Please read these terms carefully before engaging CB Transformation for any services. By instructing us to carry out work, you agree to be bound by these terms.

1. About us

CB Transformation is a UK-based operational and digital transformation consultancy operated by Chris Bones. References to "we", "us" and "our" refer to CB Transformation. References to "you" and "your" refer to the client organisation or individual engaging our services.

Contact: hello@cbtransformation.co.uk · 07356 260126 · www.cbtransformation.co.uk

2. Our services

CB Transformation provides operational and digital transformation consultancy services including but not limited to: process analysis and improvement, Microsoft 365 implementation, workflow automation, CRM implementation, Power BI reporting, project management, and operational discovery reviews.

The specific scope of services for each engagement will be set out in a Statement of Work (SOW) or proposal agreed between the parties before work commences.

3. Engagement and statements of work

All engagements are governed by these terms together with the applicable SOW or proposal. In the event of any conflict, the SOW takes precedence.

No work will commence until both parties have agreed the scope in writing. We reserve the right to decline any engagement at our discretion.

Any changes to agreed scope must be confirmed in writing by both parties via a change request before additional work is undertaken. Out-of-scope work will be subject to additional fees.

4. Fees and payment

Our fees are as set out in the relevant SOW or proposal. All fees are quoted exclusive of VAT unless otherwise stated.

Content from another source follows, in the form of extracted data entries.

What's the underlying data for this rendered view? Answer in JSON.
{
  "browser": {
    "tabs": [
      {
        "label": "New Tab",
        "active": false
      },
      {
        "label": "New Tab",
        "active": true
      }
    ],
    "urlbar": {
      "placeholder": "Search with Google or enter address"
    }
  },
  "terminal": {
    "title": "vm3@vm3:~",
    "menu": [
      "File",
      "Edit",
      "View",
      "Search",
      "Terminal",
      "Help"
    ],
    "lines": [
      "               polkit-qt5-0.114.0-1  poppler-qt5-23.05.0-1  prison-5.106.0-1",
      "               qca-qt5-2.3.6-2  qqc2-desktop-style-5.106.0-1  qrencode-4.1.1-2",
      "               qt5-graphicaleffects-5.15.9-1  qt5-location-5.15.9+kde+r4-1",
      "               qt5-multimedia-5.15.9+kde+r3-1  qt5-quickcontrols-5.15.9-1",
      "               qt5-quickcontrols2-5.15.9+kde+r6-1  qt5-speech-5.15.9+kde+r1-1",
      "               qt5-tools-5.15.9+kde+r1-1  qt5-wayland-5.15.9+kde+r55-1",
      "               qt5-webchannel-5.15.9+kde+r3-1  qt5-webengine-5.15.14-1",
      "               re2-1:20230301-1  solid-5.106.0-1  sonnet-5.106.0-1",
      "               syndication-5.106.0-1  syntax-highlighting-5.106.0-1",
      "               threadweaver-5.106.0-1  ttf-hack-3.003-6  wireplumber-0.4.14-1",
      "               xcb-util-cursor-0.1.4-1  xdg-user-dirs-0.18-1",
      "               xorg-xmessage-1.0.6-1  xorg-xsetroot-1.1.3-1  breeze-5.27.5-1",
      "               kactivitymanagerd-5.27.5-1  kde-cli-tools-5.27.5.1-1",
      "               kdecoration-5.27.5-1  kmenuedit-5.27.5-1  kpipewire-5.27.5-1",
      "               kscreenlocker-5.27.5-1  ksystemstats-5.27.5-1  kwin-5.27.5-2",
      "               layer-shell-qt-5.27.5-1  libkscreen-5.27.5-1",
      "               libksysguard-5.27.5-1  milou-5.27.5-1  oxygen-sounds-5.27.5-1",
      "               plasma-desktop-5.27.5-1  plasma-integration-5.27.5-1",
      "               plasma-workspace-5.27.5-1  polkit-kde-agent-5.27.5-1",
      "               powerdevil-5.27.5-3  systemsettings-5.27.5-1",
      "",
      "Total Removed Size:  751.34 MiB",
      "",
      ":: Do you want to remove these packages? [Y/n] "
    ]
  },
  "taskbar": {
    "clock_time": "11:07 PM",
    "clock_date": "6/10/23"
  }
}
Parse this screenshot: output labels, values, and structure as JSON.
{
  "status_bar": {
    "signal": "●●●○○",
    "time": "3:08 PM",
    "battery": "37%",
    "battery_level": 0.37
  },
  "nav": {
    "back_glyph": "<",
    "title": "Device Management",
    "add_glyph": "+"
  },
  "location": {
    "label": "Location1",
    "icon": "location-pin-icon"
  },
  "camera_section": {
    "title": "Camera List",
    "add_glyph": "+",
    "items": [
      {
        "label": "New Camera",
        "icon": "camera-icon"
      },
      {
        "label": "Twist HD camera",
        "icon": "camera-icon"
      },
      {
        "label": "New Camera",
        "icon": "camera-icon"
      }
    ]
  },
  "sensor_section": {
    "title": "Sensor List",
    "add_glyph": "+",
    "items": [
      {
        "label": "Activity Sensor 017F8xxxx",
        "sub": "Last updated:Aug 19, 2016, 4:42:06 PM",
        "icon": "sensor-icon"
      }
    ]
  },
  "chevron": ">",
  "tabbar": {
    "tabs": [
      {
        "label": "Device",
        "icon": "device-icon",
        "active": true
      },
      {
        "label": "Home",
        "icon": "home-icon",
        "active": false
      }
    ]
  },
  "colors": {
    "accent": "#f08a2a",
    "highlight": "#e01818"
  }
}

Standard payment terms are:

We reserve the right to charge interest on overdue invoices at 8% above the Bank of England base rate in accordance with the Late Payment of Commercial Debts (Interest) Act 1998. We also reserve the right to suspend work on any engagement where invoices remain unpaid beyond their due date.

5. Intellectual property

Any intellectual property we create specifically for you as part of a paid engagement (such as process documents, workflow designs or reports) will transfer to you on receipt of full payment for that engagement.

We retain ownership of our own methodologies, frameworks, templates and tools that we bring to an engagement or develop independently. We retain the right to use general knowledge, skills and experience gained during any engagement in future work.

Any third-party materials or software used in delivering our services remain subject to the relevant third-party licences.

6. Confidentiality

We treat all information shared with us in the course of an engagement as confidential. We will not disclose your confidential information to any third party without your prior consent, except where required by law.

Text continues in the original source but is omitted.